According to the scientists of the Wadia Institute of Himalayan Geology the frequent earthquakes in the Himalayas can be attributed to the northward movement of the Indian landmass for last 80 million years. Such northward plate movement builds up stress and releases itself as energy from the earth’s interiors.

The recent instances of earthquakes at Jabalpur and Killary suggest that the frequency of earthquake has shifted from quake-prone areas to the so-called stable landmasses. Although some scientists attribute such earthquakes to reservoirs, others believe the root cause of earthquakes to lie in the unique geological structure of the country.

Geologically the country is formed of several sequences of rock units, in which a vast region of peninsular India display the most ancient Archaean rocks. Geologists are still not clear whether the Indian subcontinent is made up of smaller plates merged together or there is a single ‘massive block dissected by faults, joints or lineations.

Since the Archaean rock strata dates back to 2.5 billion years, it forms the base rock over which other rock layers exist. Since the base rock is not visible, it is not subject to study and analysis regarding its physical and chemical status.

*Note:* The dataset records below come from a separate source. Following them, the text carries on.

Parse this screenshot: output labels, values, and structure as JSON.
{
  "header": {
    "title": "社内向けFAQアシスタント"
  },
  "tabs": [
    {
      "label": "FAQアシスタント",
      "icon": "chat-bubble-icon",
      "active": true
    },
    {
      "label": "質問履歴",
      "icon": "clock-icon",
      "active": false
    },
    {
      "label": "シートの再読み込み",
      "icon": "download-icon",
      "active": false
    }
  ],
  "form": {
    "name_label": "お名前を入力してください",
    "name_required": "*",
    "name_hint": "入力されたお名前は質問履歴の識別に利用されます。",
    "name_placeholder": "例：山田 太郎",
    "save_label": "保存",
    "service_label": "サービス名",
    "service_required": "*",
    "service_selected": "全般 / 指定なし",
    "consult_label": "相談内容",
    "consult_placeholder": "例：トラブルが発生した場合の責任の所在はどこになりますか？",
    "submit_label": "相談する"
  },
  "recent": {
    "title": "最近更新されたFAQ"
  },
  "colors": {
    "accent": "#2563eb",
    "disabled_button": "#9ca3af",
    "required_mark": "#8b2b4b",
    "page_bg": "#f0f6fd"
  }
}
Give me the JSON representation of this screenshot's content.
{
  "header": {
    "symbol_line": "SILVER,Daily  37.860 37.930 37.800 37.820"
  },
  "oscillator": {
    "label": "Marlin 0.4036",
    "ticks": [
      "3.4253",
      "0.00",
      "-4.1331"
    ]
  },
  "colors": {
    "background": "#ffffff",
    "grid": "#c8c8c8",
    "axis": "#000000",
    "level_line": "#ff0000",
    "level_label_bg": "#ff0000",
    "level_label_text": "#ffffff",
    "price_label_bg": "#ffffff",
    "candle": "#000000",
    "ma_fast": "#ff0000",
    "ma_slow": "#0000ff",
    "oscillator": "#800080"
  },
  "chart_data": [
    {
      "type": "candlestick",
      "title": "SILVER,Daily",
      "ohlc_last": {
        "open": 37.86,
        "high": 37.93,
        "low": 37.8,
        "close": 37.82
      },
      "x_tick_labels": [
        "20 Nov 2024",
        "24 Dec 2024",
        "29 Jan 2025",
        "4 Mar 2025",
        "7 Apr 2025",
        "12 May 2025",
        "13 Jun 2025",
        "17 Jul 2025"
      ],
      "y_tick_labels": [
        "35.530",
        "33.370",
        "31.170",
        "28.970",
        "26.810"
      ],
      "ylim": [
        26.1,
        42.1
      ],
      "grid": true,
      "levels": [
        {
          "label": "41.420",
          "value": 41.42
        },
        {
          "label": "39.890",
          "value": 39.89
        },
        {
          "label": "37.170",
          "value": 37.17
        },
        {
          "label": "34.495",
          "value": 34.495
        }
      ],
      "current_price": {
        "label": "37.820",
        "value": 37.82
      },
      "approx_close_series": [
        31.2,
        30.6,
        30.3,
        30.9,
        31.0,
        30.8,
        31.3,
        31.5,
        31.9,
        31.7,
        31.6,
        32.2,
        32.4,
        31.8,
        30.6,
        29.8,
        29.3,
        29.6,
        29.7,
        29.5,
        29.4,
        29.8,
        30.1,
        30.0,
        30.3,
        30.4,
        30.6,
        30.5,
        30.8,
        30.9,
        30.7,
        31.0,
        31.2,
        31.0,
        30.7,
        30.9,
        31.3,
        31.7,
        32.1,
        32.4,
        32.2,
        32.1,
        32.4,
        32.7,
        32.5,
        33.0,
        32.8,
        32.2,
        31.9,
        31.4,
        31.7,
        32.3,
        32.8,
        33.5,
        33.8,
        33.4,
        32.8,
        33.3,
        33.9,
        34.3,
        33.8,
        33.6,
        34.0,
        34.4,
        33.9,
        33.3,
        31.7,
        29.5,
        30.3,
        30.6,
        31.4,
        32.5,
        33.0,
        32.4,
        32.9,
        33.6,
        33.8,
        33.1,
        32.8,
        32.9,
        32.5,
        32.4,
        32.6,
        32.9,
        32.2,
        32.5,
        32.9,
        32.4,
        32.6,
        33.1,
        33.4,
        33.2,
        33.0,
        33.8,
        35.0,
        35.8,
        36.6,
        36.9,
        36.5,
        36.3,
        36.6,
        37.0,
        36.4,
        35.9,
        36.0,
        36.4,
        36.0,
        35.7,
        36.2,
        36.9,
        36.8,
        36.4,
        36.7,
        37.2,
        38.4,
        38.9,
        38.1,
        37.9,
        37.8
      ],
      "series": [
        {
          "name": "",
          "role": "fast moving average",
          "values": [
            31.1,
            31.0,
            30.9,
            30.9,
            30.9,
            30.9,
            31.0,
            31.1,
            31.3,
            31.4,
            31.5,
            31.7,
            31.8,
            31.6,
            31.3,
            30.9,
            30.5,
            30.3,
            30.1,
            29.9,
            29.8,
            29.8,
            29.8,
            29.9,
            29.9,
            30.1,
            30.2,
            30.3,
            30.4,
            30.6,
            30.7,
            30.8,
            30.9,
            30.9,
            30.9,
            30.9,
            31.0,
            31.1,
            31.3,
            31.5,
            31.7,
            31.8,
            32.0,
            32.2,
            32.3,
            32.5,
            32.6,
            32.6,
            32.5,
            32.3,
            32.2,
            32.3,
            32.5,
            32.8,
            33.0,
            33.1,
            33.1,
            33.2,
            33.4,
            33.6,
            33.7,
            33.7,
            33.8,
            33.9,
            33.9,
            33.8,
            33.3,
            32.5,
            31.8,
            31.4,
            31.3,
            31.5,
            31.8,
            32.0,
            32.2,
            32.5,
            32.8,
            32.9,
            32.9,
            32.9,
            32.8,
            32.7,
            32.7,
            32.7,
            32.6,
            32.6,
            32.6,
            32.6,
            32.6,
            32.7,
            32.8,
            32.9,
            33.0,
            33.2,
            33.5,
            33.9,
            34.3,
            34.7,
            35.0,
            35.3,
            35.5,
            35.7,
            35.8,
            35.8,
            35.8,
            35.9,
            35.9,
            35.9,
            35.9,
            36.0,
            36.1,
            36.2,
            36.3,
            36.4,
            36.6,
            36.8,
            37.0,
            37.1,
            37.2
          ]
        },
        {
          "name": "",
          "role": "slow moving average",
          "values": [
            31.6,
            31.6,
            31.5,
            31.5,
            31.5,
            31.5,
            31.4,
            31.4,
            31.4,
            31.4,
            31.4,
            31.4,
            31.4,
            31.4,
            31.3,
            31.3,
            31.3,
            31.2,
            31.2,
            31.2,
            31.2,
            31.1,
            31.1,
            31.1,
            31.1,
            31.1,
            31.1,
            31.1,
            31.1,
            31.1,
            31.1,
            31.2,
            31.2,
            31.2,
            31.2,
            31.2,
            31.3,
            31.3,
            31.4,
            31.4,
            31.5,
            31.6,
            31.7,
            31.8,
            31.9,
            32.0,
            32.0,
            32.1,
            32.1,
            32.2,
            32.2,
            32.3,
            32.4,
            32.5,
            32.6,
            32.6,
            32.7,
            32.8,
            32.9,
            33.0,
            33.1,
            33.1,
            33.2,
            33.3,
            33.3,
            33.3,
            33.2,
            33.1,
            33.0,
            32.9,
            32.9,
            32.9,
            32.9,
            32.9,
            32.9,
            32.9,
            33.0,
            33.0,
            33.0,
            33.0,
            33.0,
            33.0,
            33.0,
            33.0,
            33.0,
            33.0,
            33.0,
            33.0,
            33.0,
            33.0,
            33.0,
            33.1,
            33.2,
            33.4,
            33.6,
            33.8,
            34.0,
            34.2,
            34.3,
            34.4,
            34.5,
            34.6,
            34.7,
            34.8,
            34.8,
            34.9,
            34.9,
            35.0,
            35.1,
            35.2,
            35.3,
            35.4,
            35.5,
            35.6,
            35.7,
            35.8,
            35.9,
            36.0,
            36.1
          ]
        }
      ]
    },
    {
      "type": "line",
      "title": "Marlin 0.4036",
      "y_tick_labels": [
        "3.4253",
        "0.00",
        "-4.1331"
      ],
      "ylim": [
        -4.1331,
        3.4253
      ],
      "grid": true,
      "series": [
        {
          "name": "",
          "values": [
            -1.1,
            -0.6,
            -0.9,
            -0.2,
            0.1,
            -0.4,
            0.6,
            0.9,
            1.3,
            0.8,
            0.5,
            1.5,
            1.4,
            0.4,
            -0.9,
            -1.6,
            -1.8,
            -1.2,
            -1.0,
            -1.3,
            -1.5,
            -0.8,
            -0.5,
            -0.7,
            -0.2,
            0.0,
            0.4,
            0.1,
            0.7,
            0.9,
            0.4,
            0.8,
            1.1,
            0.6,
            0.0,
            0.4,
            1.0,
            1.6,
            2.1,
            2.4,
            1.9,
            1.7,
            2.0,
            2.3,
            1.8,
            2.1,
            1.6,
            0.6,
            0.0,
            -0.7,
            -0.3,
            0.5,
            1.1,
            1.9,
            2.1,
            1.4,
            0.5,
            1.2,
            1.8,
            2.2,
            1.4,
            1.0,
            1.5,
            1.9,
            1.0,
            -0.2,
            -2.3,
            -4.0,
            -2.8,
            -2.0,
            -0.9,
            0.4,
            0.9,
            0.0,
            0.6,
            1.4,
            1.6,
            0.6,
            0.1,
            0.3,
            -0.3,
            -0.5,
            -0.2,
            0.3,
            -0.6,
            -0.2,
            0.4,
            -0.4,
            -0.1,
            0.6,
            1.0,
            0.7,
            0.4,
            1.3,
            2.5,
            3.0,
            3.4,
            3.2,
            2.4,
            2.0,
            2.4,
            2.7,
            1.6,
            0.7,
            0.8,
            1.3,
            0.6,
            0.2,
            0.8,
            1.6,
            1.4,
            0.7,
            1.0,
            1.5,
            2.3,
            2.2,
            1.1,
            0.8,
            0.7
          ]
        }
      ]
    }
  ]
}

Due to continued denudation, the Himalayas are also rising to maintain equilibrium. On the other hand, sediments regularly accumulated in the Bay of Bengal and the Arabian Sea put an enormous load on the oceanfloor. This phenomenon, in turn, is believed to exert pressure on the mainland too. The oceanic ridges and other complex structural features of the Indian Ocean may also have influenced the neighbouring landmass in a significant manner.